I saw this question and answer at following site.
The answer at this site is here.
Note that eigenvalues $\lambda_i, i=1,\ldots, n$ of $A$ are roots of the rational polynomial $$ p(t) = \det(tI-A)=\prod_{i=1}^n (t-\lambda_i). $$ Since $Ax=\lambda_i x$ implies $A^kx = x = \lambda_i^k x$, we have $\{\lambda_i\}\subset \mu_k =\{\zeta\in\mathbb{C}\;|\;\zeta^k=1\}$. Let $\omega$ be the $k$-th primitive root of unity. Since $(j,k)=1$, we can define $\sigma\in \text{Aut}(\mathbb{Q}(\mu_k)/\mathbb{Q})$ by letting $$ \sigma(\omega)= \omega^j. $$ Then, it holds $$ p(t) = \sigma(p(t)) = \sigma\left[\prod_{i=1}^n (t-\lambda_i)\right]=\prod_{i=1}^n (t-\sigma(\lambda_i))=\prod_{i=1}^n (t-\lambda_i^j). $$ Now, it follows $$ \text{tr}(A) = \sum_{i=1}^n \lambda_i = \sum_{i=1}^n \lambda_i^j = \text{tr}(A^j). $$
This is my question : Why $\{\sigma(\lambda_i)\;|\;p(\lambda_i) =0 \} =\{\lambda_i\in\mathbb{C}\;|\;p(\lambda_i) =0\}$ is correct?
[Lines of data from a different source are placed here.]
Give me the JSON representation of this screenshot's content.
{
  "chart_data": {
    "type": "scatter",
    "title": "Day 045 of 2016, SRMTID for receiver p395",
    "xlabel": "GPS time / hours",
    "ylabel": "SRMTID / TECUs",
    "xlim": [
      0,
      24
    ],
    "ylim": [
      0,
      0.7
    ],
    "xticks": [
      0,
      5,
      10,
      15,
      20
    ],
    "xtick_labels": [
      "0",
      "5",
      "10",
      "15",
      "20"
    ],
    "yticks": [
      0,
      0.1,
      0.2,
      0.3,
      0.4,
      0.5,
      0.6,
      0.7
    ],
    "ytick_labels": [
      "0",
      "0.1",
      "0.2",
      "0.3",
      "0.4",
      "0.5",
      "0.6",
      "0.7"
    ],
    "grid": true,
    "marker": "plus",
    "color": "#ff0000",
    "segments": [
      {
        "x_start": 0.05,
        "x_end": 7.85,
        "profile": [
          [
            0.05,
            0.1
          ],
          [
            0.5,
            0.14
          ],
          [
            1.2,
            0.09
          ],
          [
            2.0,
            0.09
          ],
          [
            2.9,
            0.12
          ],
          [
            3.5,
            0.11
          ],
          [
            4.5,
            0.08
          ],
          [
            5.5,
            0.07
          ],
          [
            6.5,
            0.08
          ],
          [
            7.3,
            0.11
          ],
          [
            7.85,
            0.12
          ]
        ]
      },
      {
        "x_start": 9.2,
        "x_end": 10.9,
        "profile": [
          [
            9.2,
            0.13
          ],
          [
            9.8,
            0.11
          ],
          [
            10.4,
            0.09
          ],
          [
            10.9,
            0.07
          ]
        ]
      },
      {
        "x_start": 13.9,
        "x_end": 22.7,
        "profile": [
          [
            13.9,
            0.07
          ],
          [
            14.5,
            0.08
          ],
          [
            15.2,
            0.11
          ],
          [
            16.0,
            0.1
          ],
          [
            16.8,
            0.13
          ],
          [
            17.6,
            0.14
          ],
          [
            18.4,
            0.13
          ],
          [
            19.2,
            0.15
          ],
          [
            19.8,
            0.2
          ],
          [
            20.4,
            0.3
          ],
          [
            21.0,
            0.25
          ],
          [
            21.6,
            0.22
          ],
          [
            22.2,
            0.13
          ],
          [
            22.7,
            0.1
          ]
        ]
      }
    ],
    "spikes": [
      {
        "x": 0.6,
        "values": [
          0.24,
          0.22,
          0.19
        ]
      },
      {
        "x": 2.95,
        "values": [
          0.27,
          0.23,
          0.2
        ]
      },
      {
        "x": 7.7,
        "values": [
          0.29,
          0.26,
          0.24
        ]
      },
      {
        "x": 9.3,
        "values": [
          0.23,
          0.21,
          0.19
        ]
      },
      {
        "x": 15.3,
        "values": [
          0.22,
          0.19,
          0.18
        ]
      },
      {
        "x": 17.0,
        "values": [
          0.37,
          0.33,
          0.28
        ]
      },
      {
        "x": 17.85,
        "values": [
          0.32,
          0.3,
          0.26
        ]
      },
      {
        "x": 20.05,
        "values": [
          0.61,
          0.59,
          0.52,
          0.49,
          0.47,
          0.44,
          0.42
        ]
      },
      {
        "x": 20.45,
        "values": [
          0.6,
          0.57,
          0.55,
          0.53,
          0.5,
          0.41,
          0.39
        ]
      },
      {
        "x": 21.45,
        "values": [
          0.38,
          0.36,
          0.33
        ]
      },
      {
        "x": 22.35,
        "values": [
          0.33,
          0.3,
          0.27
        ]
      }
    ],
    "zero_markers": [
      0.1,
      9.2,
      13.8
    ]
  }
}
I think this needs that $p(t)$ has multiplicity $1$ and $n=k$.
For example, $n=k=5$, $ H=\{\zeta\in\mathbb{C}\;|\;\zeta^k=1\}=\{\;\zeta^1,\;\zeta^2,\;\zeta^3,\;\zeta^4,\;1\;\} $ and let $\sigma(\omega)= \omega^3$.
Then $\sigma(H) = \{\;\zeta^1,\;\zeta^2,\;\zeta^3,\;\zeta^4,\;1\;\}$
But when $n < k$ and has not multiplicity $1$, following is possible.
For example , If eigen value $\lambda_i = \zeta^1, \zeta^1,\zeta^2$ , then $\sigma(\lambda_i) = \zeta^3, \zeta^3,\zeta^1$. That is, $\{\sigma(\lambda_i)\;|\;p(\lambda_i) =0 \} \neq \{\lambda_i\in\mathbb{C}\;|\;p(\lambda_i) =0\}$
How to prove this?
We need following observations:
The polynomial $p(t)$ has a unique factorization $p(t)=\prod_{i=1}^n(t-\lambda_i)$. So the set of roots of $p(t)$ is unique counted with multiplicity.
Since $\sigma \in\text{Aut}(\Bbb Q(\mu_k)/\Bbb Q)$ fixes $\Bbb Q$ and $p(t)$ is a rational polynomial, say $p(t)=t^n+a_{n-1}t^{n-1}+$$\cdots +a_0$ where all $a_i\in \Bbb Q$, $p(t)$ is fixed by $\sigma$. That is, $\sigma(p(t))=t^n+\sigma(a_{n-1})t^{n-1}+\cdots +\sigma(a_0)=p(t)$.
Thus it should be that $p(t)=\prod_{i=1}^n(t-\lambda_i)=\prod_{i=1}^n(t-\lambda_i^j)$ and $$ \{\lambda_i:i=1,2,\ldots,n\}=\{\lambda_i^j:i=1,2,\ldots,n\} $$ counted with multiplicity.
Note: Multiplicity of $\lambda_i$'s needs not be $1$, it can be any integer $m\ge 1$ and $n=mk$. Your scenario in which $\{\lambda_i\}=\{\zeta,\zeta,\zeta^3\}$ is not plausible because $$ (t-\zeta)^2(t-\zeta^3) $$ is not a rational polynomial.